The first movement of Robert Schumann’s Piano Sonata number 2 (Op. 22) is labeled “So rasch wie möglich” (as fast as possible). Near the end of the movement, he writes “Schneller” (faster), followed shortly after by “Noch schneller” (even faster). It’s an exciting piece to listen to (I recommend this performance by pianist Tiffany Poon), but the performer can’t possibly take Schumann’s instructions literally. If he or she is going to speed up at the end, they have to pace themselves at the beginning.
I recently ran my first marathon: a socially distanced race in Richmond, Virginia. The evening before the race, I received the following advice from a friend via text: “Remember that the turtle won the race.” Remembering this advice as I ran helped me to pace myself and finish strong.
After urging his people to give to those in need, “every man [and woman] according to that which he [or she] hath,” King Benjamin added an important caution. “See that all these things are done in wisdom and order,” he said; “for it is not requisite that a man should run faster than he has strength.” Then he added, “It is expedient that he should be diligent, that thereby he might win the prize” (Mosiah 4:27).

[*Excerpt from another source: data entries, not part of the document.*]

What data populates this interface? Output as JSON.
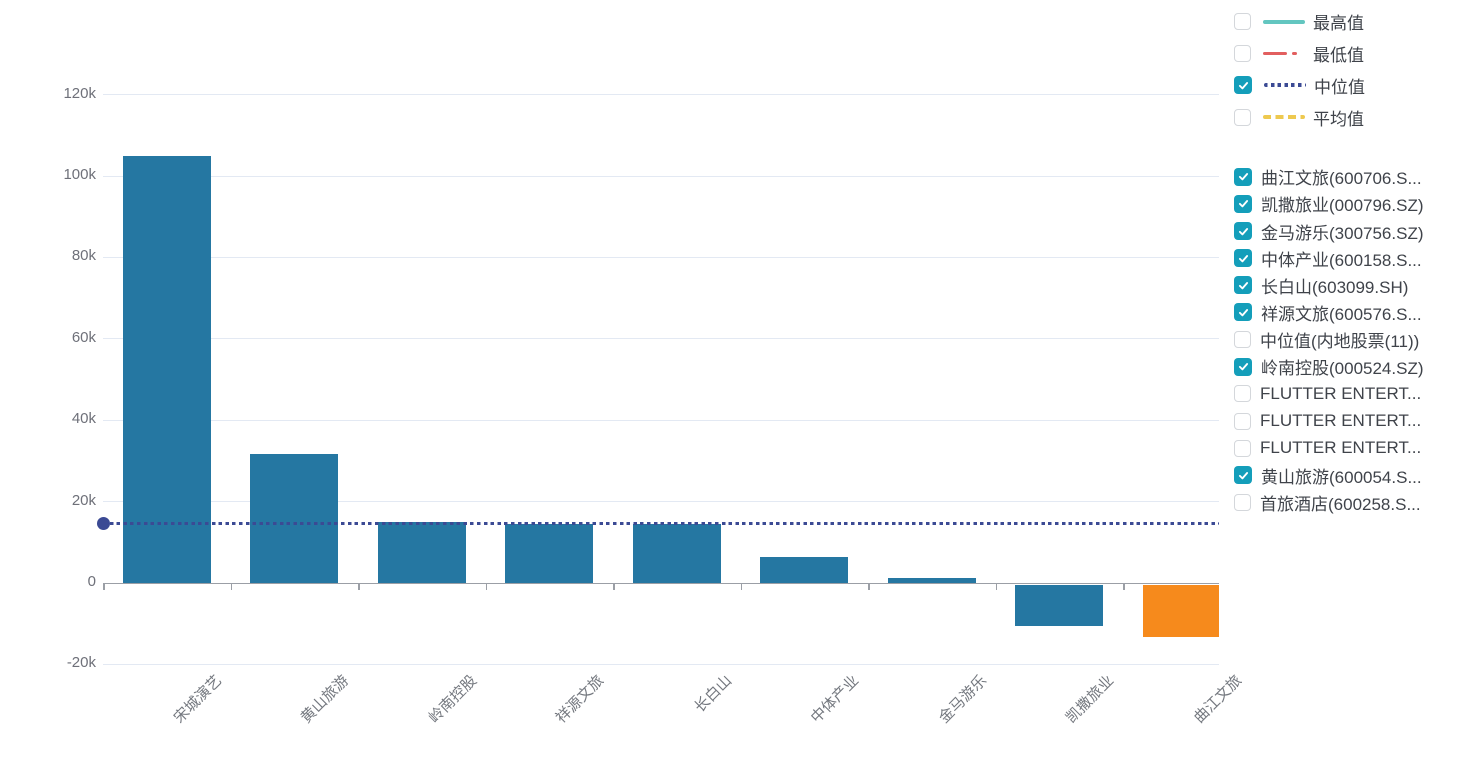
{
  "chart_data": {
    "type": "bar",
    "title": "",
    "xlabel": "",
    "ylabel": "",
    "categories": [
      "宋城演艺",
      "黄山旅游",
      "岭南控股",
      "祥源文旅",
      "长白山",
      "中体产业",
      "金马游乐",
      "凯撒旅业",
      "曲江文旅"
    ],
    "values": [
      105000,
      31700,
      15000,
      14500,
      14450,
      6400,
      1200,
      -10100,
      -12900
    ],
    "ylim": [
      -20000,
      120000
    ],
    "ytick_interval": 20000,
    "ytick_labels": [
      "-20k",
      "0",
      "20k",
      "40k",
      "60k",
      "80k",
      "100k",
      "120k"
    ],
    "grid": true,
    "legend_position": "right",
    "bar_default_color": "#2577a2",
    "bar_highlight_color": "#f68a1c",
    "highlight_index": 8,
    "reference_lines": [
      {
        "name": "中位值",
        "value": 14500,
        "color": "#3b4a94",
        "style": "dotted",
        "visible": true
      }
    ]
  },
  "legend": {
    "stat_lines": [
      {
        "label": "最高值",
        "checked": false,
        "line_style": "solid",
        "color": "#63c6c0"
      },
      {
        "label": "最低值",
        "checked": false,
        "line_style": "dash-dot",
        "color": "#e25f5f"
      },
      {
        "label": "中位值",
        "checked": true,
        "line_style": "dotted",
        "color": "#3b4a94"
      },
      {
        "label": "平均值",
        "checked": false,
        "line_style": "dashed",
        "color": "#eec94f"
      }
    ],
    "series_items": [
      {
        "label": "曲江文旅(600706.S...",
        "checked": true
      },
      {
        "label": "凯撒旅业(000796.SZ)",
        "checked": true
      },
      {
        "label": "金马游乐(300756.SZ)",
        "checked": true
      },
      {
        "label": "中体产业(600158.S...",
        "checked": true
      },
      {
        "label": "长白山(603099.SH)",
        "checked": true
      },
      {
        "label": "祥源文旅(600576.S...",
        "checked": true
      },
      {
        "label": "中位值(内地股票(11))",
        "checked": false
      },
      {
        "label": "岭南控股(000524.SZ)",
        "checked": true
      },
      {
        "label": "FLUTTER ENTERT...",
        "checked": false
      },
      {
        "label": "FLUTTER ENTERT...",
        "checked": false
      },
      {
        "label": "FLUTTER ENTERT...",
        "checked": false
      },
      {
        "label": "黄山旅游(600054.S...",
        "checked": true
      },
      {
        "label": "首旅酒店(600258.S...",
        "checked": false
      }
    ],
    "checkbox_checked_color": "#149eba"
  }
}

In April 1829, while Joseph Smith was translating the Book of Mormon, he received the same guidance from the Lord. “Do not run faster or labor more than you have strength and means provided to enable you to translate; but be diligent unto the end” (Doctrine and Covenants 10:4). For Joseph, the “means” included a scribe—Oliver Cowdery—who arrived at about that time to assist with the translation. The demands on his time and energy included not only the important work of translation but the work required to support himself and his wife, Emma. During that winter, he had dug a well, husked corn, threshed grain, and tapped maple trees to produce syrup and sugar for sale. (See Joseph and Emma Smith’s Home on history.churchofjesuschrist.org.) He may have wished that he could devote all of his time and attention to the work he had been given by an angel of God, but that was simply not possible.
Elder M. Russell Ballard offered a caution to those who are enthusiastic about church service:
Occasionally we find some who become so energetic in their Church service that their lives become unbalanced. They start believing that the programs they administer are more important than the people they serve. They complicate their service with needless frills and embellishments that occupy too much time, cost too much money, and sap too much energy. They refuse to delegate or to allow others to grow in their respective responsibilities.

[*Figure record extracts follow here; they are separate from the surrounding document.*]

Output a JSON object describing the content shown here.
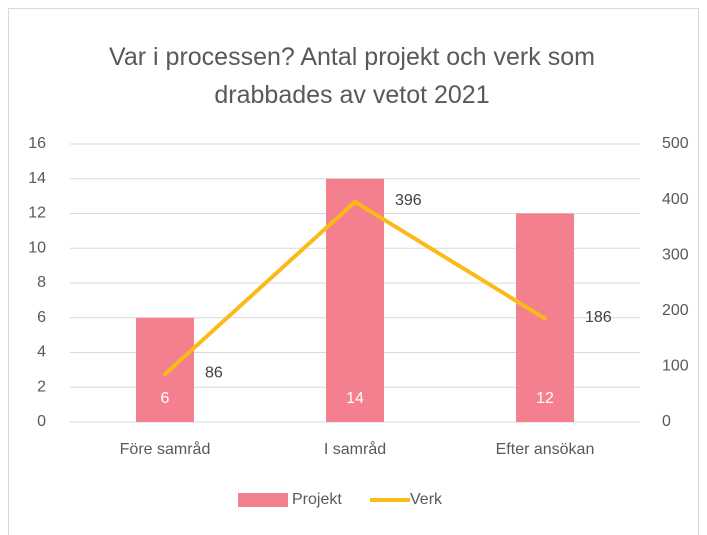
{
  "chart_data": {
    "type": "combo",
    "title": "Var i processen? Antal projekt och verk som drabbades av vetot 2021",
    "categories": [
      "Före samråd",
      "I samråd",
      "Efter ansökan"
    ],
    "series": [
      {
        "name": "Projekt",
        "type": "bar",
        "color": "#f4808f",
        "values": [
          6,
          14,
          12
        ]
      },
      {
        "name": "Verk",
        "type": "line",
        "color": "#fbba18",
        "axis": "y2",
        "values": [
          86,
          396,
          186
        ]
      }
    ],
    "ylim": [
      0,
      16
    ],
    "yticks": [
      0,
      2,
      4,
      6,
      8,
      10,
      12,
      14,
      16
    ],
    "y2lim": [
      0,
      500
    ],
    "y2ticks": [
      0,
      100,
      200,
      300,
      400,
      500
    ],
    "grid": true,
    "legend": "bottom"
  }
}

As a result of their focusing too much time and energy on their Church service, eternal family relationships can deteriorate. Employment performance can suffer. This is not healthy, spiritually or otherwise. While there may be times when our Church callings require more intense effort and unusual focus, we need to strive to keep things in proper balance. We should never allow our service to replace the attention needed by other important priorities in our lives.“O Be Wise,” General Conference, October 2006
Elder Ballard pointed out that balancing competing demands doesn’t necessarily mean giving equal time to all of our responsibilities: “Sometimes family demands will require your full attention. Other times professional responsibilities will come first. And there will be times when Church callings will come first. Good balance comes in doing things in a timely way and in not procrastinating our preparation or waiting to fulfill our responsibilities until the last minute” (“O Be Wise,” General Conference, October 2006).
Today, I will pace myself as I dedicate appropriate time and energy to each of my priorities. I will work hard, and I will remember that steady, consistent, well-organized progress is likely to result in better outcomes than exhausting sprints toward short-term goals.